Sources at a meeting some 10 days ago of stakeholders in the two projects   including the Traffic Engineering and Planning Agency (TEPA), the Lahore Transport Company (LTC) and the Planning and Development (PD) Department – said that PD Board Chairman Javed Aslam had expressed reservations at the cost of the ITS and TEPA had been unable to convince him as to its need.

Mazhar Hussain Khan, project director for the BRT and ITS and the director for engineering construction in TEPA, said that the ITS project was still being considered and had not been shelved, as suggested by some media reports. “Planning and Development has not shown any reservations about the project,” he said. “It’s an expensive project so TEPA will provide complete details of it to the department before they decide the fate of the ITS.”

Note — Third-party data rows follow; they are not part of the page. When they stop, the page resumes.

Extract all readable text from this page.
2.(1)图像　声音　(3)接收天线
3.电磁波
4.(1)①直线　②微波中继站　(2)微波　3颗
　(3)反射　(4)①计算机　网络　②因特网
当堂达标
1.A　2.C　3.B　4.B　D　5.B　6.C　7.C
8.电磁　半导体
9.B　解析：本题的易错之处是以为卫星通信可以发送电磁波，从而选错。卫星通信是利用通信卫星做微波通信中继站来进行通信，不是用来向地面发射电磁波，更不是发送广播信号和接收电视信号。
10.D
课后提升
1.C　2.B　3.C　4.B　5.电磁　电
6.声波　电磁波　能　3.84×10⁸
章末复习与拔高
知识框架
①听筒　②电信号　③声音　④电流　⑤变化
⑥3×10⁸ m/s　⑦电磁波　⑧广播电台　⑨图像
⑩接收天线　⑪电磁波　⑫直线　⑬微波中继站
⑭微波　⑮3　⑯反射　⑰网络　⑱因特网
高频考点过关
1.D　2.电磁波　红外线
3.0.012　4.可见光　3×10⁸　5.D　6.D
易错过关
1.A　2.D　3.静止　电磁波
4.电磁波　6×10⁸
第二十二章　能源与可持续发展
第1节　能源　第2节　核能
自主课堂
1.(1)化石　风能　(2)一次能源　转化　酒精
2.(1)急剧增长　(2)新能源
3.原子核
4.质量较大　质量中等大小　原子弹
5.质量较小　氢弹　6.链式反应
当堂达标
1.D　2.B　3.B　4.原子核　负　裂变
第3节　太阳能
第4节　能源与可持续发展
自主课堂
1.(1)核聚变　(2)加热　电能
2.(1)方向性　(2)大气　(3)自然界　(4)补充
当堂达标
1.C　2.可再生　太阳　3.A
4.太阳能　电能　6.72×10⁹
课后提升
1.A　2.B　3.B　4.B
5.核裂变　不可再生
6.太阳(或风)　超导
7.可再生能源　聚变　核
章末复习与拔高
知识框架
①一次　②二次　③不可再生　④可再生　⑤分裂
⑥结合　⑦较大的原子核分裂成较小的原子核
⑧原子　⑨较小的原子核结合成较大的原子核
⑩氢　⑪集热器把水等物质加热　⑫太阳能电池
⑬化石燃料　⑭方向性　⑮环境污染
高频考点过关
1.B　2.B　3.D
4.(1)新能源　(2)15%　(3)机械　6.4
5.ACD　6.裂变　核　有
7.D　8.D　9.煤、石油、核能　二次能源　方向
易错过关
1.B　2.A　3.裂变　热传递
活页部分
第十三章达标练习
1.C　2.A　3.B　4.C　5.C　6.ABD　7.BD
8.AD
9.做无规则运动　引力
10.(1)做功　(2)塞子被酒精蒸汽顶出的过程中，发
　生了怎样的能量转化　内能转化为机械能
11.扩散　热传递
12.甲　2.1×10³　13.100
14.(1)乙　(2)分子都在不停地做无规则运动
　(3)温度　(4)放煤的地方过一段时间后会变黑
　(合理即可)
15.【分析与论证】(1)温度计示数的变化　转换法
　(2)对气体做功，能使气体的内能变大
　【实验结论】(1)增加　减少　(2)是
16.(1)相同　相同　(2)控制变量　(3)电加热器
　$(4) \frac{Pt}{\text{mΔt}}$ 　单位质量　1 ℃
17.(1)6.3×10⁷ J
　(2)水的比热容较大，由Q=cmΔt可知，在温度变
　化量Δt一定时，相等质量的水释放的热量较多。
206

Earlier, Khan had told The Express Tribune that work on the ITS would begin on March 5 and Rs4 billion would be spent on it in the first year. It envisaged the installation of cameras, sensors and LCD screens at 150 junctions, all operated from and monitored at a control centre, to improve traffic management, catch traffic violators and improve security.

Uzair Shah, the general manager for infrastructure at the LTC, said that the Planning and Development Department had expressed concerns about the cost of the ITS, but had sought a detailed presentation on setting up cameras and sensors for the BRT.


“Smart systems are essential for the BRT as it ensures the bus will always get a green signal. The Planning and Development Department is apparently ready to fund third generation smart signalling systems for the BRT,” he said.

If the high tech signalling system is not ready by the time the initial BRT track is finished in May, the LTC will depute around 18 officers to junctions where the bus-lane intersects regular traffic to ensure that the buses are not stuck at signals, he added.

Shah said that the ITS would help save money in the long run. If the ITS meant each vehicle in Lahore was spending one minute less at traffic signals every day, it would amount to Rs1 billion in savings from fuel costs in one year, he said.

He said work on the next BRT track would start in May and it would be from Shahdara to Data Darbar, a distance of around eight kilometres, on Ravi Road. He said that it took a vehicle travelling in regular traffic around 30 minutes to get to Kalma Chowk from Kahna. A bus travelling on the BRT at 27km per hour would cover the distance in about 18 minutes, he said.

Shah said that the LTC planned to run 120 buses on the BRT from the start of operations in May. He said 10 articulated buses – elongated buses with two sections linked by a pivoting joint – would be operated on the route once the entire track is finished, probably in December.

The LTC will introduce special travel cards – the Lahore Chal Card – with help from the Punjab IT Board for the new bus system, Shah said. The e-cards would be available for weekly or monthly travel or for specific journeys.

The PD Board chairman was unavailable for comment.

Published in The Express Tribune, March 11th, 2012.